Advogados de presos de alta periculosidade custodiados na Penitenciária Federal de Brasília passaram a pedir na Justiça o mesmo benefício concedido ao banqueiro Daniel Vorcaro pelo ministro André Mendonça, do Supremo Tribunal Federal, que permite reuniões com sua defesa sem monitoramento ou gravação de áudio e vídeo, o que é não permitido para detentos, segundo regra em presídios federais.

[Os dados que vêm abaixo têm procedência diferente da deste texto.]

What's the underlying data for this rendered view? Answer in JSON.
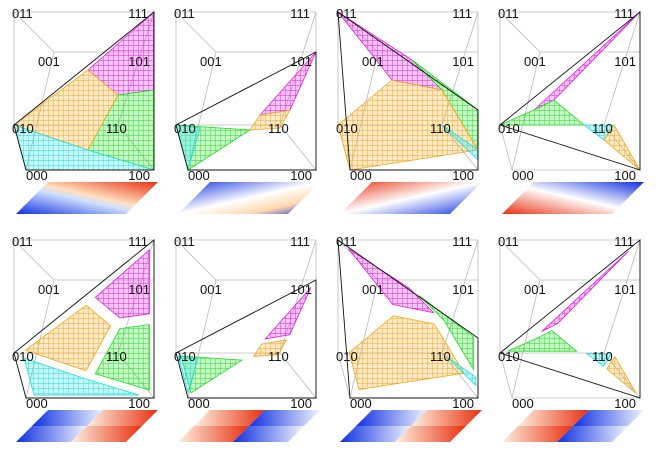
{
  "figure": {
    "vertex_labels": {
      "v000": "000",
      "v001": "001",
      "v010": "010",
      "v011": "011",
      "v100": "100",
      "v101": "101",
      "v110": "110",
      "v111": "111"
    },
    "colors": {
      "magenta": "#e020e0",
      "green": "#22dd22",
      "cyan": "#22dddd",
      "orange": "#f0a820",
      "cube_edge": "#bbbbbb",
      "outline": "#111111",
      "ramp_low": "#1030e0",
      "ramp_mid": "#ffffff",
      "ramp_high": "#e83010"
    },
    "rows": [
      {
        "row": "top",
        "panels": [
          "surface-a",
          "surface-b",
          "surface-c",
          "surface-d"
        ],
        "strip_kind": "continuous"
      },
      {
        "row": "bottom",
        "panels": [
          "surface-a-split",
          "surface-b-split",
          "surface-c-split",
          "surface-d-split"
        ],
        "strip_kind": "quadrant"
      }
    ]
  }
}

Entre os detentos está Marcos Willians Herbas Camacho, o Marcola, apontado como líder da facção Primeiro Comando da Capital.
A autorização foi dada ao dono do liquidado Banco Master após ter sido transferido para a unidade federal na semana passada. A decisão abriu caminho para que outras defesas tentem obter o mesmo tratamento dentro do Sistema Penitenciário Federal (SPF), o que já era esperado com preocupação pela Secretaria Nacional de Políticas Penais.
“A defesa de Marco Willians Herbas Camacho entende que o mesmo direito deve ser igualmente assegurado, por se tratar de garantia essencial ao exercício da advocacia e ao próprio direito de defesa”, declarou o advogado Bruno Ferullo, que representa Marcola.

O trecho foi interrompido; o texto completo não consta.